The species originates from lowland rivers in Guinea, Liberia, and Sierra Leone. It’s said to prefer rocky terrain, which is as unusual as its aggression. While most Tilapia are vegetarian, this is partially piscivorous.  

However, it conforms to the genus norm of being hardy and not much bothered about water chemistry or quality, and isn’t fussy about food either.

Maximum size is 40cm/16” for adult males, but 30cm/12” is a more usual length.

Life means life

A large cichlid will live for many years, so be prepared to accept the responsibility for your pet for as long as it lives. Accepting that responsibility will be repaid with seemingly endless pleasure!

How do I look after them?

Because pet cichlids are typically 'involved' in what’s happening outside their tank, they seem quite happy with relatively small space. Even so they must be able to swim up and down and turn easily.

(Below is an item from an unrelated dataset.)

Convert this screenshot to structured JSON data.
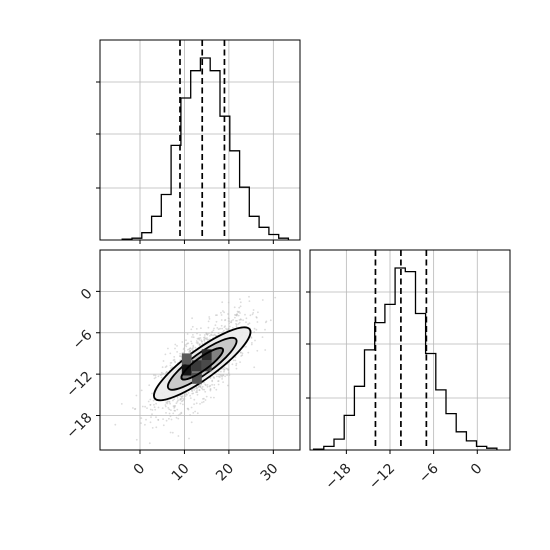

A tank of 122 x 46 x 46cm/48 x 18 x 18” should be the absolute minimum size but 183 x 46 x 46cm/72 x 18 x 18" is better. Very large specimens will require even larger homes.  

For the fish to enjoy the stimulus of domestic life it must be where it can have a good view of activity — ideally in the living room.

Given the chance pet cichlids will exhibit all the normal destructive habits of their kind, such as digging and using the substrate to bury heaters and filter inlets, tossing loose heaters against the glass, undermining rockwork and possibly bringing about their own demise as well as creating a mess on your carpet.  

Make sure your tank is cichlid-proof: décor must sit firmly and be too heavy to move; heaters and filter pipes siliconed into place and above bury level, or in a special compartment.

Provide gravel for digging, as this helps stave off cichlid boredom when nobody is around. Use cover glasses to protect lights from potentially hefty splashes!

Big fishes will produce lots of wastes, so efficient filtration is very important.

Go for large media capacity and relatively slow turnover, as you don’t want your pet to be feeling uncomfortable tackling any strong currents.

Avoid foods that break into particles and pollute the tank, and try not to overfeed. Watch your pet’s waistline and, if necessary, impose a diet.